Particolarmente emozionante è stato l’incontro realizzato in collaborazione con Se non ora quando? Torino, che ha visto protagoniste quattro autrici di generazioni ed esperienze diverse: Dacia Maraini, Viola Ardone, Melissa Panarello e Sabrina Efionayi che hanno interpretato in chiave personale lo stesso tema “Vita immaginaria delle donne”. Riprendendo uno schema di successo già sperimentato con il progetto Donne 20/80+, che dal 2023 viene presentato a Torino a Flashback, l’incontro aveva l’obiettivo di scoprire come l’età influenzi pensieri, parole, riflessioni e come sia importante che generazioni differenti si confrontino.
Un elenco infinito quello delle scrittrici presenti, impossibile citarle tutte: Amélie e Juliette Nothomb, la spagnola Alicia Gimenez Bartlett, l’ucraina Katja Petrowsakja, l’ungherese Szilvia Molnar, Claudia Durastanti, Lidia Ravera, Sara De Simone o celebrate e ricordate: Natalia Ginzburg, Goliarda Sapienza, Virginia Woolf, Carla Lonzi solo per fare qualche nome.

L’oscuramento che ha nascosto per tanti anni le scrittrici, dove la scrittura sembrava appannaggio prevalentemente degli uomini è finito e questo Salone lo ha finalmente messo in evidenza; le donne sono protagoniste del mondo editoriale non solo più come lettrici, da anni in numero di gran lunga superiore agli uomini.
Il grave fenomeno della violenza di genere, le molestie, gli stereotipi e le discriminazioni sono stati al centro di tantissimi dibattiti e presentazioni. Ma l’incontro più atteso è stato per me quello con Elena Cecchettin, sorella di Giulia, vittima di femminicidio da parte del fidanzato l’11 novembre del 2023, che ha dialogato con la giornalista Barbara Stefanelli e con Alessandra Campani di D.iRE – Donne in Rete contro la violenza, rispondendo alle domande che sono state poste da lettori e lettrici del blog “La27ora” e da ragazzi e ragazze del progetto “Mi prendo il mondo”. Questa giovane donna ha reagito “ad un dolore che non se ne andrà mai” e che ha stravolto la sua vita, tramutandolo in impegno, cercando di contribuire, con la sua voce, a sconfiggere il patriarcato, presente ancora prepotentemente nella nostra società.

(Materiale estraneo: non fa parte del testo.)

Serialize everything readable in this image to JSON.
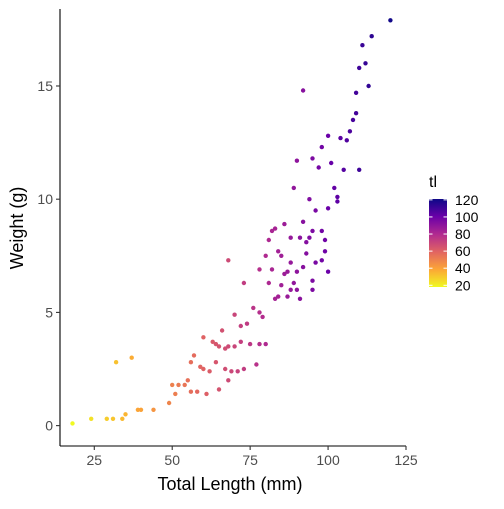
{
  "chart_data": {
    "type": "scatter",
    "xlabel": "Total Length (mm)",
    "ylabel": "Weight (g)",
    "xlim": [
      14,
      125
    ],
    "ylim": [
      -0.9,
      18.4
    ],
    "xticks": [
      25,
      50,
      75,
      100,
      125
    ],
    "yticks": [
      0,
      5,
      10,
      15
    ],
    "grid": false,
    "legend": {
      "title": "tl",
      "position": "right",
      "range": [
        18,
        121
      ],
      "ticks": [
        20,
        40,
        60,
        80,
        100,
        120
      ],
      "colors": [
        "#F0F921",
        "#FCA636",
        "#E16462",
        "#B12A90",
        "#6A00A8",
        "#0D0887"
      ]
    },
    "points": [
      [
        18,
        0.1
      ],
      [
        24,
        0.3
      ],
      [
        29,
        0.3
      ],
      [
        31,
        0.3
      ],
      [
        32,
        2.8
      ],
      [
        34,
        0.3
      ],
      [
        35,
        0.5
      ],
      [
        37,
        3.0
      ],
      [
        39,
        0.7
      ],
      [
        40,
        0.7
      ],
      [
        44,
        0.7
      ],
      [
        49,
        1.0
      ],
      [
        50,
        1.8
      ],
      [
        51,
        1.4
      ],
      [
        52,
        1.8
      ],
      [
        54,
        1.8
      ],
      [
        55,
        2.0
      ],
      [
        56,
        1.5
      ],
      [
        56,
        2.8
      ],
      [
        57,
        3.1
      ],
      [
        58,
        1.5
      ],
      [
        59,
        2.6
      ],
      [
        60,
        2.5
      ],
      [
        60,
        3.9
      ],
      [
        61,
        1.4
      ],
      [
        62,
        2.4
      ],
      [
        63,
        3.7
      ],
      [
        64,
        2.8
      ],
      [
        64,
        3.6
      ],
      [
        65,
        1.6
      ],
      [
        65,
        3.5
      ],
      [
        66,
        4.2
      ],
      [
        67,
        2.5
      ],
      [
        67,
        3.4
      ],
      [
        68,
        2.0
      ],
      [
        68,
        3.5
      ],
      [
        68,
        7.3
      ],
      [
        69,
        2.4
      ],
      [
        70,
        3.5
      ],
      [
        70,
        4.9
      ],
      [
        71,
        2.4
      ],
      [
        72,
        3.7
      ],
      [
        72,
        4.4
      ],
      [
        73,
        2.5
      ],
      [
        73,
        6.3
      ],
      [
        74,
        4.5
      ],
      [
        75,
        3.6
      ],
      [
        76,
        5.2
      ],
      [
        77,
        2.7
      ],
      [
        78,
        3.6
      ],
      [
        78,
        5.0
      ],
      [
        78,
        6.9
      ],
      [
        79,
        4.8
      ],
      [
        80,
        3.6
      ],
      [
        80,
        7.5
      ],
      [
        81,
        8.2
      ],
      [
        81,
        6.3
      ],
      [
        82,
        8.6
      ],
      [
        82,
        6.9
      ],
      [
        83,
        8.7
      ],
      [
        83,
        5.6
      ],
      [
        84,
        7.7
      ],
      [
        84,
        5.7
      ],
      [
        85,
        6.2
      ],
      [
        85,
        7.5
      ],
      [
        86,
        8.9
      ],
      [
        86,
        6.7
      ],
      [
        87,
        6.8
      ],
      [
        87,
        5.7
      ],
      [
        88,
        7.2
      ],
      [
        88,
        8.3
      ],
      [
        88,
        6.0
      ],
      [
        89,
        10.5
      ],
      [
        89,
        6.3
      ],
      [
        90,
        6.8
      ],
      [
        90,
        11.7
      ],
      [
        90,
        6.0
      ],
      [
        91,
        5.6
      ],
      [
        91,
        8.3
      ],
      [
        92,
        9.0
      ],
      [
        92,
        7.0
      ],
      [
        93,
        7.6
      ],
      [
        92,
        14.8
      ],
      [
        93,
        8.1
      ],
      [
        94,
        10.0
      ],
      [
        94,
        8.3
      ],
      [
        95,
        11.8
      ],
      [
        95,
        6.0
      ],
      [
        95,
        8.6
      ],
      [
        95,
        6.4
      ],
      [
        96,
        9.5
      ],
      [
        96,
        7.2
      ],
      [
        97,
        11.4
      ],
      [
        98,
        7.3
      ],
      [
        98,
        8.6
      ],
      [
        98,
        12.3
      ],
      [
        99,
        7.7
      ],
      [
        99,
        8.2
      ],
      [
        100,
        9.6
      ],
      [
        100,
        12.8
      ],
      [
        100,
        6.8
      ],
      [
        101,
        11.6
      ],
      [
        102,
        10.5
      ],
      [
        103,
        10.1
      ],
      [
        103,
        9.9
      ],
      [
        104,
        12.7
      ],
      [
        105,
        11.3
      ],
      [
        106,
        12.6
      ],
      [
        107,
        13.0
      ],
      [
        108,
        13.5
      ],
      [
        109,
        13.8
      ],
      [
        109,
        14.7
      ],
      [
        110,
        11.3
      ],
      [
        110,
        15.8
      ],
      [
        111,
        16.8
      ],
      [
        112,
        16.0
      ],
      [
        113,
        15.0
      ],
      [
        114,
        17.2
      ],
      [
        120,
        17.9
      ]
    ]
  }
}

“Fare rumore”, combattere gli stereotipi culturali che sono alla base di quella piramide della violenza che inizia con atteggiamenti spesso considerati insignificanti: l’insulto, la minaccia, la sottomissione economica, lo spintone, lo schiaffo. La violenza parte dal basso, crea un terreno e un humus in cui prolifera ed evolve e si nutre dell’asimmetria di potere tra i sessi: scardinare questi comportamenti, questi stereotipi fin dall’inizio è fondamentale.

E alla domanda di come reagisce ai commenti d’odio (che anche al Salone purtroppo le sono piovuti addosso) risponde: “La cosa più brutta mi è successa l’11 novembre. Bisogna non ascoltare e prestare meno attenzione possibile a queste persone e riderci sopra”. Un incontro intenso, forte e struggente.

Sarebbe bello raccontare e commentare tanti altri momenti ma concludo con quello che mi sta particolarmente a cuore: l’incontro con 500 ragazzi e ragazze che hanno partecipato al progetto Potere alla Parola, che da 12 anni cerca di sensibilizzare le nuove generazioni sul fenomeno della violenza contro le donne, ogni anno con un tema diverso, che SeNonOraQuando?Torino propone insieme al Salone Internazionale del libro. Vedere la Sala Oro così strapiena di studenti e studentesse presentare i loro lavori sugli stereotipi maschili e femminili e ascoltare con attenzione lo scrittore Lorenzo Gasparrini rispondere alle loro domande, fa sperare in un cambiamento, in una società migliore e paritaria, libera dal patriarcato.

E questo Salone dove le donne sono state le principali interpreti è già una realtà.